Do people with MCI have trouble accessing different types of knowledge? Are there obvious semantic impairments that have not been picked up before? The answer was “yes.”
… “If you ask someone what is bigger, a key or an ant, they would be slower in their response than if you asked them what is bigger, a key or a house,” explained Dr. Goldberg. The greater the difference in size between two objects, the faster a person—normal or otherwise—can recognize the difference and react to the question.
…They found large differences between the healthy controls and the MCI and Alzheimer’s patients. “This finding suggested that semantic processing was corrupted. MCI and AD (Alzheimer’s disease) patients are really affected when they are asked to respond to a task with small size differences.”
They then tweaked the task by showing pictures of a small ant and a big house or a big ant and a small house. This time, the MCI and AD patients did not have a problem with the first part of the test—they were able to choose the house over the ant when asked what was bigger. But if the images were incongruent – the big ant seemed just as big as the small house – they were confused, they answered incorrectly or took longer to arrive at a response.
Patients with MCI were functioning somewhere between the healthy people and those with AD. “When the decision was harder, their reaction time was slower,” he said.
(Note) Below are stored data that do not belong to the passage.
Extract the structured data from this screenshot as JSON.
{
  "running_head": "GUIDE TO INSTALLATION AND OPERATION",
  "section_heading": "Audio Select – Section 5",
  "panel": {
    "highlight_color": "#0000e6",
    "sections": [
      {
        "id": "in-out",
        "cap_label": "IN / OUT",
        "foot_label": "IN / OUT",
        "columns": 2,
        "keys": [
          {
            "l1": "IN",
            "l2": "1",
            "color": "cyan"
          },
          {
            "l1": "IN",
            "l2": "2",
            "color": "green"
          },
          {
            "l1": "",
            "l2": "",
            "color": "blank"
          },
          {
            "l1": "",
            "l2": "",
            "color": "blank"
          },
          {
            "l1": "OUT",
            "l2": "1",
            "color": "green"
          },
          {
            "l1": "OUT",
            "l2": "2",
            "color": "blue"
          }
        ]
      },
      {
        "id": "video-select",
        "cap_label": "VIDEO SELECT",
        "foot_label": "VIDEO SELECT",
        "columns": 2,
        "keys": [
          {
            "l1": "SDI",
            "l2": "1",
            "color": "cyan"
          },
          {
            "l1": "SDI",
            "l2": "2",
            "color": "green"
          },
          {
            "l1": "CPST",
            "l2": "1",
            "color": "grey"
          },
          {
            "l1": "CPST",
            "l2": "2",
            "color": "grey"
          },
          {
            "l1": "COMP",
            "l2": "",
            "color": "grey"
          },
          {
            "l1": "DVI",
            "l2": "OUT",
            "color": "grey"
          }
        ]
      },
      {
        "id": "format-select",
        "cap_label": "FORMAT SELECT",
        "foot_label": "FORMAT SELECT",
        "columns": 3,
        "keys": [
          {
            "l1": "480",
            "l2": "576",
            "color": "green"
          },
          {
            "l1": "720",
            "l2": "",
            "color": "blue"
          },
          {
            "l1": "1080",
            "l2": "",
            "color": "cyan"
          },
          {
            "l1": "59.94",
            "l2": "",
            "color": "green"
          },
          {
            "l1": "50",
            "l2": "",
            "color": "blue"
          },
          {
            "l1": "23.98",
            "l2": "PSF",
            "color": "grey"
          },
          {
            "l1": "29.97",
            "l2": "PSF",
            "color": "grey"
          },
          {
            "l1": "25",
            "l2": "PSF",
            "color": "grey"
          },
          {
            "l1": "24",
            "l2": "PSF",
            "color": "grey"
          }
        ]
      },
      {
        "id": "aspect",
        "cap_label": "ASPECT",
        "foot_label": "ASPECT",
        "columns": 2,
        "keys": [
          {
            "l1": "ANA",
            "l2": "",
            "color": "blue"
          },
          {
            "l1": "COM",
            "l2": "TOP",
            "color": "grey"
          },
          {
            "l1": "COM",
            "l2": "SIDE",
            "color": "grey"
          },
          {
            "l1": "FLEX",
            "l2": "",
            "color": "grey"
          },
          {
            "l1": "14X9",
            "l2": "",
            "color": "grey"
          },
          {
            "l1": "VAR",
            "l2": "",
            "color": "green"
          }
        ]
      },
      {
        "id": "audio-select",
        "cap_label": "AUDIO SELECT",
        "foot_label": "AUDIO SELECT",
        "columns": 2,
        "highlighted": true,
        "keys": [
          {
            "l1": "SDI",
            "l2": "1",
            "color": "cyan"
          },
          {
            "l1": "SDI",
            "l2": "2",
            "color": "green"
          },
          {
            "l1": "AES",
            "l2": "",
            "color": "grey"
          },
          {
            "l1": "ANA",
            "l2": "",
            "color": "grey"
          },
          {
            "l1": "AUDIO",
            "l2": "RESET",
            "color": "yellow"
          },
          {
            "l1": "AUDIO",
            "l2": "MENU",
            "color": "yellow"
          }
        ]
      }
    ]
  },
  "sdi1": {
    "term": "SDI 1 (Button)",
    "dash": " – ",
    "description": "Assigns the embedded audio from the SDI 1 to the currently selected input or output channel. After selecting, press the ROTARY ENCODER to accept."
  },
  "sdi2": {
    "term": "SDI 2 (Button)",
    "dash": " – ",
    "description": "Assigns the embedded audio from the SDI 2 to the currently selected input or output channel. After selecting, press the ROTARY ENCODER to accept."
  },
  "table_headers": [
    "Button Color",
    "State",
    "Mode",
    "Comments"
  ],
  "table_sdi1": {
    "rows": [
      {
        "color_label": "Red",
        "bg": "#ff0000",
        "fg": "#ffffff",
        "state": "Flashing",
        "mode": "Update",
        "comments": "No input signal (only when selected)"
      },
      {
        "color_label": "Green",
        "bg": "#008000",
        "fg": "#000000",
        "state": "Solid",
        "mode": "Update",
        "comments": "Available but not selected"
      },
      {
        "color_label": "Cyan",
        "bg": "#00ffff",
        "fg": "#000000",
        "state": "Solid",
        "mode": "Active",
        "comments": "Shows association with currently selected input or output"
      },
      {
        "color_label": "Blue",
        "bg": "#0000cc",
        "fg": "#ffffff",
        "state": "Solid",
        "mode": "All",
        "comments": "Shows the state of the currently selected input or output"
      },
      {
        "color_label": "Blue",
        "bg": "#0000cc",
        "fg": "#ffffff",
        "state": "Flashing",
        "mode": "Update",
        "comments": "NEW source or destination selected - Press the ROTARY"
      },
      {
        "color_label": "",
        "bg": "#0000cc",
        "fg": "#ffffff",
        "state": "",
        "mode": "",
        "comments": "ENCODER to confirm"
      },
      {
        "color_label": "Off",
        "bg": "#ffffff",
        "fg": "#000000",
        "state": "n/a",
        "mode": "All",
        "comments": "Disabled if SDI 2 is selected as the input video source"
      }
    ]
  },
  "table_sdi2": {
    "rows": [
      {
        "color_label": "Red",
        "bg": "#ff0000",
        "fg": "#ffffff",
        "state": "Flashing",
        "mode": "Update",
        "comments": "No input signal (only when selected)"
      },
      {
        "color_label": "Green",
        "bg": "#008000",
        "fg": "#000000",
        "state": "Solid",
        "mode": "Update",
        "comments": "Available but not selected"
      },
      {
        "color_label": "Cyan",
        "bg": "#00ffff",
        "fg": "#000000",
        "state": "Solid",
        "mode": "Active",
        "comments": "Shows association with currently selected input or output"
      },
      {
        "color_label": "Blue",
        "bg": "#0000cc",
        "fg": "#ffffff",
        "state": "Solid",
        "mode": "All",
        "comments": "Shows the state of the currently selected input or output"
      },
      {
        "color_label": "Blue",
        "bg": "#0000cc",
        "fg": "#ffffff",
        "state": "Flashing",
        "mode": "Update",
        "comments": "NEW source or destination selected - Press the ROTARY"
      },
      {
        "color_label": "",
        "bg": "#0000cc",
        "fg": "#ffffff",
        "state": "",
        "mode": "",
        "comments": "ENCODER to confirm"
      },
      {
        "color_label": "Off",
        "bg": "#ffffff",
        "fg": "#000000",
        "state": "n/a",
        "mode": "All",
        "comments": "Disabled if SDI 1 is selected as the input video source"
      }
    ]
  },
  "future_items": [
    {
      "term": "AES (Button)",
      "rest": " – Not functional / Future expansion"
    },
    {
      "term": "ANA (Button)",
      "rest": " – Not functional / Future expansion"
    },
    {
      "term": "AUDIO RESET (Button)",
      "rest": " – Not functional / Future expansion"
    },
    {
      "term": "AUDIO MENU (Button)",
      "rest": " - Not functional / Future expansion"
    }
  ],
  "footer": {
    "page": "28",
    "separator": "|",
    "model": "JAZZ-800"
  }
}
Would this damaged semantic system have an effect on everyday functions? To answer this question, investigators turned to the UCSD Skills Performance Assessment scale, a tool that they have been using in MCI and AD patients that is generally used to identify functional deficits in patients with schizophrenia. The test taps a person’s ability to write a complex check or organize a trip to the zoo on a cold day.
This is actually a good test to figure out whether someone has problems with semantic knowledge. Semantic processing has its seat in the left temporal lobe. “The semantic system is organized in networks that reflect different types of relatedness or association…Semantic items and knowledge have been acquired remotely, often over many repetitions, and do not reflect recent learning.”
… “It tells us that something is slowing down the patient and it is not episodic memory but semantic memory,” he said. They will continue to study these patients over time to see if these semantic problems get worse as the disease advances.
…. the “semantic memory deficit demonstrated by this study adds confidence to the growing perception that subtle decline in this cognitive domain occurs in patients with amnestic mild cognitive impairment. Because the task places minimal demands on the effortful retrieval process, overt word retrieval, or language production, it also suggests that this deficit reflects an early and gradual loss of integrity of semantic knowledge.”
He added that a “second important aspect of this study is the demonstration that semantic memory decrements in patients with mild cognitive impairment may contribute to a decline in the ability to perform usual activities of daily living.”